All diesen Fragen widmete sich die Phase-II-StudieMAJIC-PV, deren 3-Jahres-Daten Claire N. Harrison, London, UK, beim ASH vorstellte. In der Studie hatten 180 Erkrankte mit HU-intoleranter oder -resistenter PV randomisiert entweder RUX oder BAT erhalten. Primärer Endpunkt war die CR-Rate; relevante sekundäre Endpunkte waren die Dauer des Ansprechens, das ereignisfreie Überleben (EFS), die Symptomreduktion sowie das molekulare Ansprechen.
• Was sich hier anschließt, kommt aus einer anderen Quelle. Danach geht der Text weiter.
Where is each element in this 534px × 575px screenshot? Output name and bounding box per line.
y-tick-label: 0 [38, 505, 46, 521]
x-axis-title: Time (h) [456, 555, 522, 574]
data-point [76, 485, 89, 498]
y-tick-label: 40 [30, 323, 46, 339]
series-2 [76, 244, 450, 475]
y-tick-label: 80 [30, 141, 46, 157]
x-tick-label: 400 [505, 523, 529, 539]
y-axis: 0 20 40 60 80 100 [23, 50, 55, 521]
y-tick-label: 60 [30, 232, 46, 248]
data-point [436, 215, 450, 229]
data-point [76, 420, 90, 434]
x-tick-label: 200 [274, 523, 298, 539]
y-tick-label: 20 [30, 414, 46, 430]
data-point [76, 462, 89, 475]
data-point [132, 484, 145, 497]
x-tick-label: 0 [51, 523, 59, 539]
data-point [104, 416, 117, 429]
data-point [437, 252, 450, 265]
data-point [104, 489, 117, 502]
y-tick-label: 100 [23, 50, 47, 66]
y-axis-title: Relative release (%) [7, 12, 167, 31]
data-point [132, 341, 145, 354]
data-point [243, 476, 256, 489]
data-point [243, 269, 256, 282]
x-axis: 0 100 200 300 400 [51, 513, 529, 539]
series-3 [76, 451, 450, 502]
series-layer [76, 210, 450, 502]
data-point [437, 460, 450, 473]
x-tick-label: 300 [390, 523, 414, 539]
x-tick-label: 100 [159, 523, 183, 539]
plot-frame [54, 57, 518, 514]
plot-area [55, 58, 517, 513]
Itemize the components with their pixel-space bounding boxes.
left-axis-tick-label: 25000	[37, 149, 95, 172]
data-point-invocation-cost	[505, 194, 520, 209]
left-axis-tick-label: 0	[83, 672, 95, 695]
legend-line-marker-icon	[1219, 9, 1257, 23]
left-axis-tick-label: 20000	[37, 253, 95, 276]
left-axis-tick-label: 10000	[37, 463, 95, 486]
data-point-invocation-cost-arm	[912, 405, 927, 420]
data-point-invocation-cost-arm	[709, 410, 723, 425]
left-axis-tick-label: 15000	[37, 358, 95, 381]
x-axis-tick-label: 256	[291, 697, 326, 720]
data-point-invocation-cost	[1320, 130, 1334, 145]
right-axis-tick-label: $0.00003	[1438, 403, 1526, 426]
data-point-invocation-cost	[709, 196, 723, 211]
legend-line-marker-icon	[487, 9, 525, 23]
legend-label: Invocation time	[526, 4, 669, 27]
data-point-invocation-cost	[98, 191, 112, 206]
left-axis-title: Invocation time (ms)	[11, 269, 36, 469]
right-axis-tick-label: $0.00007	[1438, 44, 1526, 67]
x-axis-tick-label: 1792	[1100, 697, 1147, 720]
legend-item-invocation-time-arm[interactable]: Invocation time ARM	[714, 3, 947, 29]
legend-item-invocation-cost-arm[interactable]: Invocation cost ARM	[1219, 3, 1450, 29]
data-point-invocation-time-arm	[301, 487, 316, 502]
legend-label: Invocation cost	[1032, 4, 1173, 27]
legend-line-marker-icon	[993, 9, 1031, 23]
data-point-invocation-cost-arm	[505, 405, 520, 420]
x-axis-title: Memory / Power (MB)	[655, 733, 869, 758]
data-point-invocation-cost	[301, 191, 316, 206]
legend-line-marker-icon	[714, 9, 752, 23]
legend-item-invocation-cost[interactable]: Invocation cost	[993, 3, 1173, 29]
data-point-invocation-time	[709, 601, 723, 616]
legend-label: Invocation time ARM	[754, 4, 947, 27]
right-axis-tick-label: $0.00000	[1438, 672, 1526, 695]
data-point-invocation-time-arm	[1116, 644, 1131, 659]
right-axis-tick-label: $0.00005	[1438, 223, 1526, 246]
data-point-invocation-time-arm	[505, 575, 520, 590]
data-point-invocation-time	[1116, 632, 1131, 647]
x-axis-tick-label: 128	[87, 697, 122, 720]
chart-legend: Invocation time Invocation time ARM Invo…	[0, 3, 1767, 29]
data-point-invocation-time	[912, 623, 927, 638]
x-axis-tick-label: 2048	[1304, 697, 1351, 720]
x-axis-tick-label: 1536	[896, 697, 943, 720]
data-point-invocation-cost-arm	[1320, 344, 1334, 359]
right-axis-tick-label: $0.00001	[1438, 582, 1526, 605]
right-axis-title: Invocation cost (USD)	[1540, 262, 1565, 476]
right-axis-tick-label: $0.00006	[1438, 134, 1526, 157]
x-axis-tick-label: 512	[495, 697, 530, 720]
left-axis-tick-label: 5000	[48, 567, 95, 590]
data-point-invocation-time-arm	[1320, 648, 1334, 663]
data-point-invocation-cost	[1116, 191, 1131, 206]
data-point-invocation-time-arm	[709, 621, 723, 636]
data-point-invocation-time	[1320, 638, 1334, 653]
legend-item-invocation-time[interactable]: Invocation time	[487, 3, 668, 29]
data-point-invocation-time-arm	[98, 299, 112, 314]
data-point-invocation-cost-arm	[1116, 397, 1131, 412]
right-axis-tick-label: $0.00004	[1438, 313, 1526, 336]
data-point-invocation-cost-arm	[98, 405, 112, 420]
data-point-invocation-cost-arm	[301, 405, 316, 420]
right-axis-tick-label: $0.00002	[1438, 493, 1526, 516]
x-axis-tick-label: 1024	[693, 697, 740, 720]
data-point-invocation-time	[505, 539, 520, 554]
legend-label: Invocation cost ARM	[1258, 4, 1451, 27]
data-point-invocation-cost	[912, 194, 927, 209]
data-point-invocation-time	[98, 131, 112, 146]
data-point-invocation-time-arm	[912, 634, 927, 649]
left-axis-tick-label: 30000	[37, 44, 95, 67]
Die Studie konnte einen erweiterten klinischen Nutzen für RUX zeigen. Dieser betraf den primären Endpunkt CR-Rate nach einem Jahr (43 % unter RUX vs. 26 % unter BAT; p = 0,02), die Dauer der CR (HR 0,38; p < 0,001), das EFS (HR 0,58; p = 0,03) (Abb. 1) sowie borderline-signifikant auch das thrombosefreie Überleben (HR 0,56; p = 0,05).